Monday, January 26, 2015

completely in the moment

(originally posted 1/12/08)
In order to fully portray this week's lesson, I am going to have to open up and be a bit transparent. Lately, I have been dealing with a lot personally. Life has delivered a lot of "surprises" and along with those "surprises" have come tears, fear, stress and tons of self reflection and prayer. As I come through this time in my life and try my hardest to keep my faith I am beginning to see a light at the end of the tunnel. Not all issues are resolved and some answers haven't come (and some answers that did come weren't the ones I wanted) but I am constantly reminding myself to "turn it over to the Lord" and doing my best to actually do that! While in the midst of this time in my life, I have been reminded of what the Lord says about children. All throughout the Bible the Lord encourages us, as Christians, to be like children...to worship like children with full abandon, to love like children unconditionally and, particular to my case, to trust like children without fear. As I was giving my boys a bath the other night, on a day that had been particularly hard for me, I was allowing doubt and fear to creep into my mind and cloud my thinking. I was struggling. As I watched my boys in the bath I noticed how they laughed out loud and danced and spun in circles. I watched them crack each other up simply by putting bubbles on their heads and how they yelled "Mom watch this!" at the top of their lungs. I couldn't help but smile. The Lord spoke to me in that moment and reminded me to "be like a child". As my boys took their bath they had no fear that I would walk out of the bathroom and never return, they had no fear that their wouldn't be a snack waiting for them after they got on their pajamas and they had total confidence that when they woke up the next morning mom would be there to make them breakfast. They were living completely in the moment and having fun doing it.

Lesson Learned?
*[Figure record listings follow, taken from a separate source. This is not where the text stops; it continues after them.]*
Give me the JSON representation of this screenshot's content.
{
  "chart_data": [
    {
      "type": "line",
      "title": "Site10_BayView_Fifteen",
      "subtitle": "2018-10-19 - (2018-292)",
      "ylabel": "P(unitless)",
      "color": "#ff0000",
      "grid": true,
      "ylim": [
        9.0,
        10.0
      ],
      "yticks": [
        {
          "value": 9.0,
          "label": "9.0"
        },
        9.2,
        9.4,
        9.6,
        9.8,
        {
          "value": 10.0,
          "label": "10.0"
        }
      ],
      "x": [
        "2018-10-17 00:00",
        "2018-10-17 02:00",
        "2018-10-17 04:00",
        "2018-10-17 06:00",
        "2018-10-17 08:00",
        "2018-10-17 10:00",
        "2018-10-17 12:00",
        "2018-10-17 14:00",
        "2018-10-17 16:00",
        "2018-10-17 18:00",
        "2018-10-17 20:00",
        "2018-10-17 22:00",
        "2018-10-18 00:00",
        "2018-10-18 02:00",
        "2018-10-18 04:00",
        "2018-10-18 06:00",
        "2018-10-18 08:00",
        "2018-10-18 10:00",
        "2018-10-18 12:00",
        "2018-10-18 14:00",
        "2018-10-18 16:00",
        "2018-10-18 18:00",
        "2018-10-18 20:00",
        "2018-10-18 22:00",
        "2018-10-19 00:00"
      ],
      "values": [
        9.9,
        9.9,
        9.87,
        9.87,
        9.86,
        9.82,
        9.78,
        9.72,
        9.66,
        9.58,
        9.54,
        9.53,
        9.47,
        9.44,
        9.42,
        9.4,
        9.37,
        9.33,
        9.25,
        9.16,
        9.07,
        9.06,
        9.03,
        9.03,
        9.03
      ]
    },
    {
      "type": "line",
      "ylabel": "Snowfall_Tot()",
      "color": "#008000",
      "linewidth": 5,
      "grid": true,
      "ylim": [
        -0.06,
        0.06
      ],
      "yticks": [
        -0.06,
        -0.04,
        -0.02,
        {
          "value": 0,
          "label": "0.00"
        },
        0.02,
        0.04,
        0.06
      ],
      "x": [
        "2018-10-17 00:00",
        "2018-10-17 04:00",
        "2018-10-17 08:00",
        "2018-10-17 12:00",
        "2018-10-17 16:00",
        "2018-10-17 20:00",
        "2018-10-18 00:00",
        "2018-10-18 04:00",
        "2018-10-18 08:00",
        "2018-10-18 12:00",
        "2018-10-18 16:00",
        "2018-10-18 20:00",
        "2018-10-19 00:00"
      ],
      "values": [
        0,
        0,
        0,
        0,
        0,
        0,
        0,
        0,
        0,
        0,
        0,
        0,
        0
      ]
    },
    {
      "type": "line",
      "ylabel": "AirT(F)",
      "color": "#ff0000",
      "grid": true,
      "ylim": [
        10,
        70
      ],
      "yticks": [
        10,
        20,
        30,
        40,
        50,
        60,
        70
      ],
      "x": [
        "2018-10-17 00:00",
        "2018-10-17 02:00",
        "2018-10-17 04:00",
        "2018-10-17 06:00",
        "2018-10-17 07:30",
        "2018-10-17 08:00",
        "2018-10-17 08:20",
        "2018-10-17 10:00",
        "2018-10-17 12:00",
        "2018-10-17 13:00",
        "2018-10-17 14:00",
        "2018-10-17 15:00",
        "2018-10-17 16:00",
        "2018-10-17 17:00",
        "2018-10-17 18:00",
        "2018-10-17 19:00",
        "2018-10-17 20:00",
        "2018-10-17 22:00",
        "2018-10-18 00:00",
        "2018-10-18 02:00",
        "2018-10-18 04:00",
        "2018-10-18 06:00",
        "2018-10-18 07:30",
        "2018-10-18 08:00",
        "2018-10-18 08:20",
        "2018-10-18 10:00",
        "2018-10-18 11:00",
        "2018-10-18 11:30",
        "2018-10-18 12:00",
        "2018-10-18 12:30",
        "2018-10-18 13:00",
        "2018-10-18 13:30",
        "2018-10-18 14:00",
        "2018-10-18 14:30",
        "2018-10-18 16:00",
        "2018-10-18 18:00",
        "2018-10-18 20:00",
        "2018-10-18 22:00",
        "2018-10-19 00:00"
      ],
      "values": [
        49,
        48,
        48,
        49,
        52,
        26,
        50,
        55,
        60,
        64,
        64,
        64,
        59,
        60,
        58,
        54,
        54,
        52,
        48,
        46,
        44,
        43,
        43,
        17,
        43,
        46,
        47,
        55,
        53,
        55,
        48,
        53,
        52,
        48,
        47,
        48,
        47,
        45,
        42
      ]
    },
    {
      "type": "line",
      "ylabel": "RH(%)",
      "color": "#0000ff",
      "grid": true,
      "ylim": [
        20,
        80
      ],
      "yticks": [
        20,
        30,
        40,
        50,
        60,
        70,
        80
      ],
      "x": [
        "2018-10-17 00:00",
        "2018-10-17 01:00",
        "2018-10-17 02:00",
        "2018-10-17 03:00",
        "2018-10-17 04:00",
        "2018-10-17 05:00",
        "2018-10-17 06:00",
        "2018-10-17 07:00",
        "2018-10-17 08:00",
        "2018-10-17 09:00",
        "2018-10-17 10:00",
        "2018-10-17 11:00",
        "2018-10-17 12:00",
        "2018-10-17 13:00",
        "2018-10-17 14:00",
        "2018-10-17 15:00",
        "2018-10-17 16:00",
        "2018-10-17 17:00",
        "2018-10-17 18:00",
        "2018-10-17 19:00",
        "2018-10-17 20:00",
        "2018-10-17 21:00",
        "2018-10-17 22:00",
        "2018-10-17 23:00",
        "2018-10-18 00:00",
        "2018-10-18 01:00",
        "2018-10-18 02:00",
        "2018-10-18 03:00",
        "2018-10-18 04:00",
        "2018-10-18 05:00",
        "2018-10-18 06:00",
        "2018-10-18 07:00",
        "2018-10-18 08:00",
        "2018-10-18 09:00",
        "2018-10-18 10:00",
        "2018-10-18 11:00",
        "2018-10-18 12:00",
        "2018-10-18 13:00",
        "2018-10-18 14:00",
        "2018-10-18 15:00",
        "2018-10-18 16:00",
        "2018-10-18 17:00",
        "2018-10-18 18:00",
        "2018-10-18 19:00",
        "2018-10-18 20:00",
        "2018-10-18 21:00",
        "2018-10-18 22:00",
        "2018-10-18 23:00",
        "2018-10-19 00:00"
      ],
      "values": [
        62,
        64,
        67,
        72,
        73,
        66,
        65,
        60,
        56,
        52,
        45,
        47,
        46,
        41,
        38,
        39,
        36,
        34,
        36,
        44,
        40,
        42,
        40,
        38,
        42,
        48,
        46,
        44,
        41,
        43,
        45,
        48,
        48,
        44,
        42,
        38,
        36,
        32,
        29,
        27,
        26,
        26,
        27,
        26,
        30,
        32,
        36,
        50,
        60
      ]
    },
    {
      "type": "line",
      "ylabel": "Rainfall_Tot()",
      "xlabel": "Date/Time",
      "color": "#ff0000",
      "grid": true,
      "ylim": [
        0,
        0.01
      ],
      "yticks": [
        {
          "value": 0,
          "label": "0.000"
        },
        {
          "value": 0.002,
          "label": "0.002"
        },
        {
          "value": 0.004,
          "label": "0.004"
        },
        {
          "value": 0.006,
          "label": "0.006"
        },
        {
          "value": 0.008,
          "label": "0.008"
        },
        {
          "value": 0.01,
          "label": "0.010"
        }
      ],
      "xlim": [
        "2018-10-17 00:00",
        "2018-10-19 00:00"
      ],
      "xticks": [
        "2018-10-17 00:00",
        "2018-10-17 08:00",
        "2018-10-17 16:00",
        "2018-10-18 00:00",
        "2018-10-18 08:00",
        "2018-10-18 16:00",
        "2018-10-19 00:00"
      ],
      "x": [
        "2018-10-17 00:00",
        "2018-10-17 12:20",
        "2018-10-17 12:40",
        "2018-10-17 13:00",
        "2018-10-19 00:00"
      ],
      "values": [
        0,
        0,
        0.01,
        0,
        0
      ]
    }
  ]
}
I re-learned at that very moment that the Lord, just as I want for my boys, wants me to live in the moment and not worry about next week, tomorrow or even this afternoon. He wants me to laugh and smile and dance and spin circles until I fall over. He wants me to crack up over the small things and know, just know, that in life's next moment He will be there to provide exactly what I need. I know, as a mother, that if my sons were constantly asking if they would eat today or worrying if they would have clothes to wear or milk to drink it would break my heart. I hope that they will always trust their mom and dad enough to provide for their needs. I believe God feels the exact same way about us. We are HIS children, I am HIS daughter, and He WANTS to take care of me. All I have to do is enjoy His love and rest knowing He is constantly working to take care of me.